I am currently writing weekly here and have all my 2020 posts here.

Acute vs. Chronic Product Issues

Published: November 08, 2016

In his post Normalization of deviance in software: how broken practices become standard, Dan Luu** **makes an interesting point about postmortems:

If there were an acute failure, you might see a postmortem, but while we’ll do postmortems for “the site was down for 30 seconds”, we rarely do postmortems for “this takes 10x as much ops effort as the alternative and it’s a death by a thousand papercuts”, “we architected this thing poorly and now it’s very difficult to make changes that ought to be trivial”, or “a competitor of ours was able to accomplish the same thing with an order of magnitude less effort”.It’s a great post — I highly recommend it — but this section in particular struck a chord with me. We tend to discuss and analyze our acute failures and celebrate our big wins, but rarely find a way to constructively discuss our chronic challenges and areas of barely acceptable mediocrity.

It’s like someone delaying dealing with a chronic health issue (or a screwed up relationship or work situation), but promptly visiting the ER when something “bad” happens.
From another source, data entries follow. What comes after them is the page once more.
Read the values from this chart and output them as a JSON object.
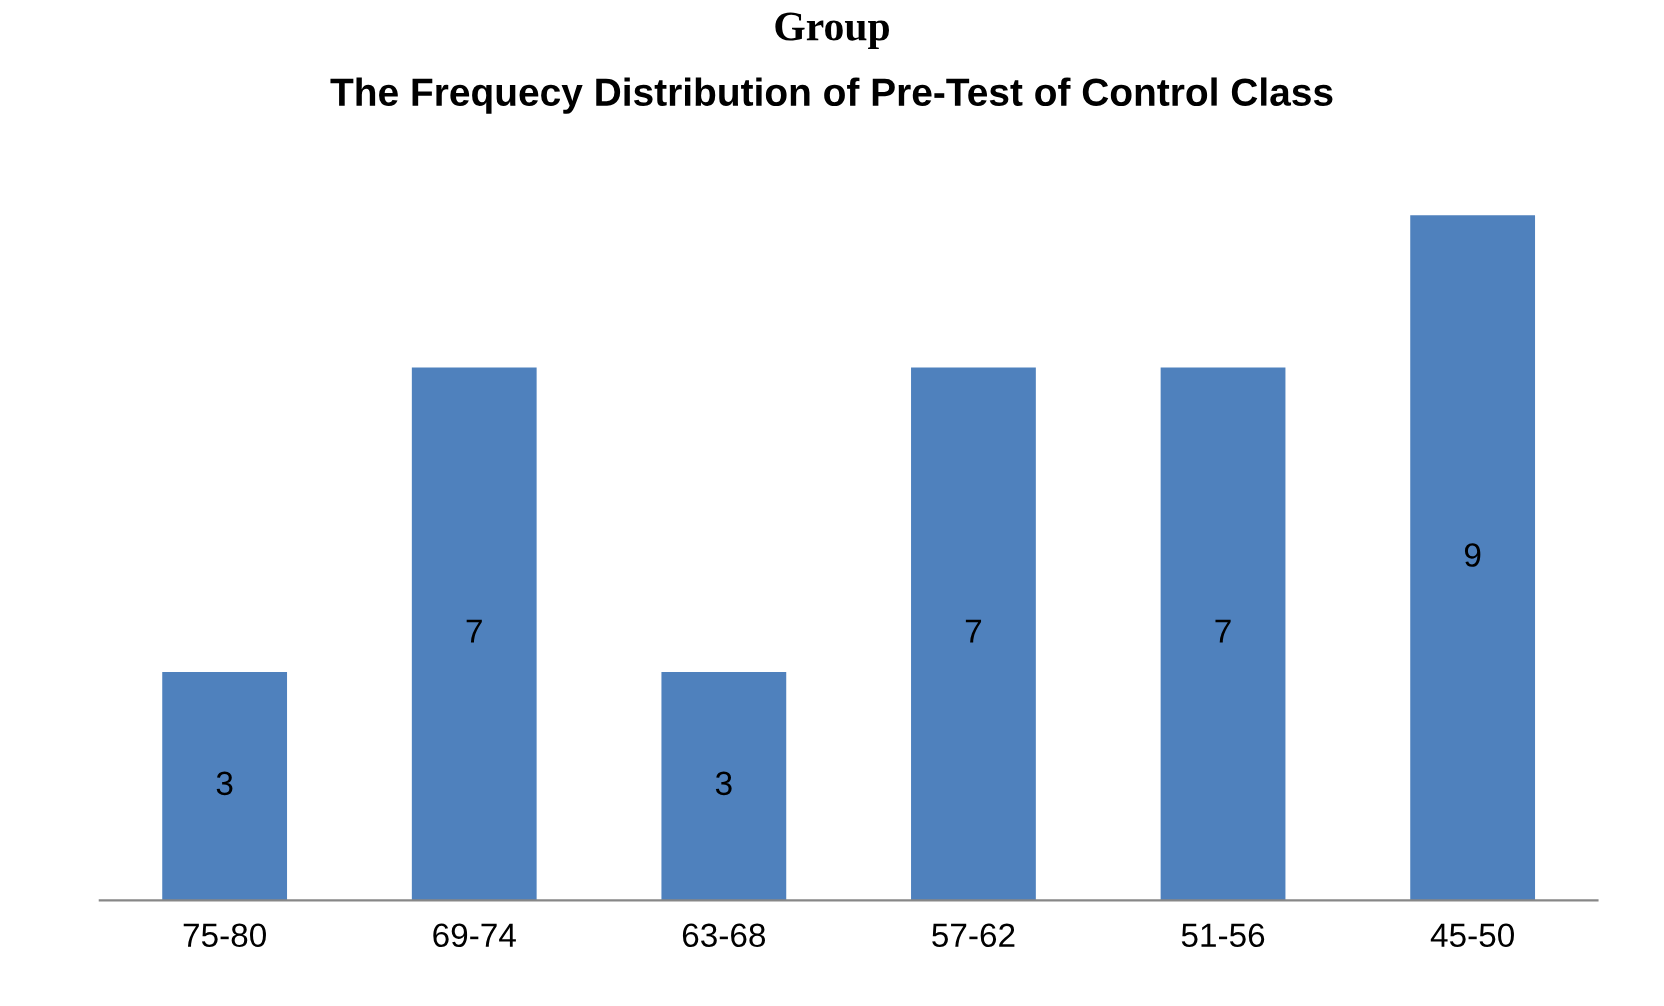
{
  "chart_data": {
    "type": "bar",
    "title": "The Frequecy Distribution of Pre-Test of Control Class",
    "annotations": [
      "Group"
    ],
    "categories": [
      "75-80",
      "69-74",
      "63-68",
      "57-62",
      "51-56",
      "45-50"
    ],
    "values": [
      3,
      7,
      3,
      7,
      7,
      9
    ],
    "color": "#4f81bd",
    "tick_labels": "x",
    "data_labels": true,
    "grid": false,
    "legend": false
  }
}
A friend echoed a similar situation in their organization:

Somehow we persuaded ourselves it was OK to work with the broken architecture. We’d churn features out. Have little parties. Pat each other on the back for a job well done, even if we didn’t know if the work was actually successful. And just turn a blind eye. Anyone who tried to push for change was simply marginalized, and singled out as not being a team playerIn Lean you have the concept of a stop-the-line culture (pulling the Andon chord). Here was a person doing just that — developers were struggling due to the architecture — but she was marginalized for speaking up. Now, this wasn’t a critical issue. The lights were on, and the product was accessible. But this kind of stuff adds up. The same goes for delivering mediocre features, letting UX debt accumulate, letting learning/cognitive debt accumulate, or allowing toxic behavior. You can celebrate your wins all you want, but it doesn’t make this stuff go away (or make discussing it safer).
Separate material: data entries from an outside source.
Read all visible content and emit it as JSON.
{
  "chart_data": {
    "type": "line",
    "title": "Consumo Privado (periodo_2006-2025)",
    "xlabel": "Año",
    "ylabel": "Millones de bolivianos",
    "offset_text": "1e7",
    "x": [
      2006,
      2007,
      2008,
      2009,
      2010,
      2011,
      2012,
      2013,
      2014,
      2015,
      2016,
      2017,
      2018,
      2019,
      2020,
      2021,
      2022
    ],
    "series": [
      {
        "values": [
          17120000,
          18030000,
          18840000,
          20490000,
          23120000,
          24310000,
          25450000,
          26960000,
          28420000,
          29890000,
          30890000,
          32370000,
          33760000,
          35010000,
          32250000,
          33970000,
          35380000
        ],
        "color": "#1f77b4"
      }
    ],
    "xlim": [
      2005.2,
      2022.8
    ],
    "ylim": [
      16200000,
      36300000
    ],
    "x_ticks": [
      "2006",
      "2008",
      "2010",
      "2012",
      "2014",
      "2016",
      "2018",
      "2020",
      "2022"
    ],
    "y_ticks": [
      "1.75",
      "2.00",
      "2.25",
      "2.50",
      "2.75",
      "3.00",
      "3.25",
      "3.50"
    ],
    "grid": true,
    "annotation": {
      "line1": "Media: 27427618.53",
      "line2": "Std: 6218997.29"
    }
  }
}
In this particular situation there were a couple interrelated problems:

A feel-good, harmony focused culture. Talking about chronic problems was frowned upon (vs. acute issues that could be addressed immediately). Most cultures (not just feel-good cultures) find that discussing chronic, wicked problems is difficult for both managers and the front-lines. Typically, they are bigger and require more resources to address
Let’s assume that management had very good reasons why they couldn’t address this issue … if they did, they weren’t discussing them. This lack of communication and acknowledgment was toxic
New developers assumed this was just how it worked
More experienced developers didn’t see an upside in calling out the issue repeatedly because of #1
Because of #2, there was no basis for a straightforward discussion on what might trigger a response. IOW, how bad would it need to get before acting? How would you measure that? So what can you do?

Luu cites a couple recommendations from a study detailing normalization of deviance in healthcare:

Pay attention to weak signals Resist the urge to be unreasonably optimistic Teach employees how to conduct emotionally uncomfortable conversations System operators need to feel safe in speaking up Realize that oversight and monitoring are never-endingAll of this advice applies for software. If you accept the new normal as normal … then you quickly lose the fire for addressing the chronic issues. They multiply. And suddenly you are struggling with the non-linear effects of those issues. While retros and postmortems target the acute issues that account for 20% of your hurt, you are stifled by the chronic issues accounting for 80% of your hurt.

You might not be able to address the problem immediately, but you must encourage your teams to monitor the issue without discounting their frustration. For example, developers could cut new tickets each time they had to work around the finicky architecture, or use product usage metrics to indicate the impact of UX debt.

Anyway. Check out Luu’s post. It’s good. And think about how you can make your environment safer for monitoring and discussing chronic issues.